During his studies, PhD in Administration graduate Dr McBride Nkhalamba balanced his doctoral studies involving a three-country case study with a hectic work and family schedule – all while living on two continents.
Nkhalamba’s current appointment as the Head of Research Methodology and Development for the African Union’s African Peer Review Mechanism involves providing strategic leadership to the research efforts of an inter-governmental agency of the African Union established to promote Africanised governance modes in Africa.
The avid scholar who hails from Malawi holds a Bachelor of Social Science degree from the University of Malawi. Although Nkhalamba is a Fulbright Scholar with a Master of Public Administration and a Master of Arts in International Relations from the Maxwell School of Public Affairs, University of Syracuse, New York, his doctoral studies presented intellectual and logistical challenges as he travelled between South Africa, Botswana, Malawi and elsewhere across Africa.
‘As a doctoral researcher, the first challenge I confronted was the need to be intellectually formless about the upcoming results. A doctoral researcher, as should be the case with all researchers, can only grow as a scholar and create new knowledge by first being dispassionate with one’s thought traditions as well as personal belief and value system. This was a challenge, especially since I have over two decades of work experience in sectors closely related to the topic of study,’ said Nkhalamba.
Through his study: The Confluence of Regionalism, State Functionalism and Public Private Partnerships in Southern Africa: Perspectives from Botswana, Malawi and South Africa, Nkhalamba presents new novel knowledge about regional integration and statecraft with implications for public-private partnerships in Africa. This knowledge promotes African epistemologies; breaking away from westernised paradigms of governance and international relations. The study was supervised by Dr Fayth Ruffin.
‘My motivation to pursue this degree was borne out of two critical interests I consider to be imperative for the advancement of any society or civilisation. The first was my need to develop a grounded scientific understanding of statecraft and regional integration in southern Africa. The second aspect was the indispensable need to create a record of the profound findings on endogenous conceptualisations of statecraft and regional integration. As a Pan-African scholar, I recognise that effective statecraft is inalienable to the goal of creating a united and prosperous Africa. I recognised from my earlier studies that undue external influences on our polities were significantly owed to our poor ideation and incoherent architecture of our own politico-administrative space,’ explained Nkhalamba.
‘The novel study findings strongly suggest that in southern Africa, among the most senior and respected practitioners, there is a deep rooted indifference to the ideological and architectural origins of the concepts that govern statecraft and regional integration.

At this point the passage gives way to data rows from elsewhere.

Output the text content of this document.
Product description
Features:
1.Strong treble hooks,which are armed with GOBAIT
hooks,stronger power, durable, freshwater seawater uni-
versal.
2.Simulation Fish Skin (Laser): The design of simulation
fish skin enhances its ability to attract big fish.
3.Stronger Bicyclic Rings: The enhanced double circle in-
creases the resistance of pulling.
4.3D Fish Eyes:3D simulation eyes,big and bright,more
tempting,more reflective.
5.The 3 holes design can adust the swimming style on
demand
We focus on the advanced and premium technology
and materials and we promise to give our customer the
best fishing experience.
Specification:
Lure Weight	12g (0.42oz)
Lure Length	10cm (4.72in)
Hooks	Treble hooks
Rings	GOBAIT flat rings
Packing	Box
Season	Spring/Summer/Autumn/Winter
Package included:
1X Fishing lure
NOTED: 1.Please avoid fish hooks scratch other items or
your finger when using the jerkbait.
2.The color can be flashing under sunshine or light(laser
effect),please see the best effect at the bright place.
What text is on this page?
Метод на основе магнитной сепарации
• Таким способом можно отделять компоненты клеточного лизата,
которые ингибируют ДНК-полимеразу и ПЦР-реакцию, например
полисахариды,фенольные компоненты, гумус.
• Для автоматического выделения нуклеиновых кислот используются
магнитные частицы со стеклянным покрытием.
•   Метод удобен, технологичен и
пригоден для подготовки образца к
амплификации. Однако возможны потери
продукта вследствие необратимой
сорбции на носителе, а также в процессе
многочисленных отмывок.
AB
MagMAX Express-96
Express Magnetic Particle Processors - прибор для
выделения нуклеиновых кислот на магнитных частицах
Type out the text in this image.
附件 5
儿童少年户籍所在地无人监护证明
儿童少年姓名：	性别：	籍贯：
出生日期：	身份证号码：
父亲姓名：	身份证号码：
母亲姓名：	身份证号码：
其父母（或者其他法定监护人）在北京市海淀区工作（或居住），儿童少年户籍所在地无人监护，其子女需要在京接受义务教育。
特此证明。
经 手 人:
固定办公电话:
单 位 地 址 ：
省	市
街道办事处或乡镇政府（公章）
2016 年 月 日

The unquestioned adoption of the notion of Westphalia sovereignty, which is defined by neo-colonial geo-politics or borders, reveals the extent to which the political liberation project remains unaccomplished. Further, despite the emphasis on the European Union linear model of economic integration, the politico-administrative frame within which southern African polities are required to govern the process, remains exogenously driven and unyielding. These dynamics have been confirmed by the study and have implications for the forms and direction of regional integration in the Southern Africa community. The study introduced the new concepts of “Afristate intrafunctionalism” and “amalgamated sovereignty” to advance statecraft and regionalism,’ he added.
Looking to the future, Nkhalamba says he has renewed commitment towards making a difference in Africa by working to entrench endogenously conceived concepts and models into the architecture of statecraft and the economic logic of continental Africa’s intra-regional and cross-continental engagement.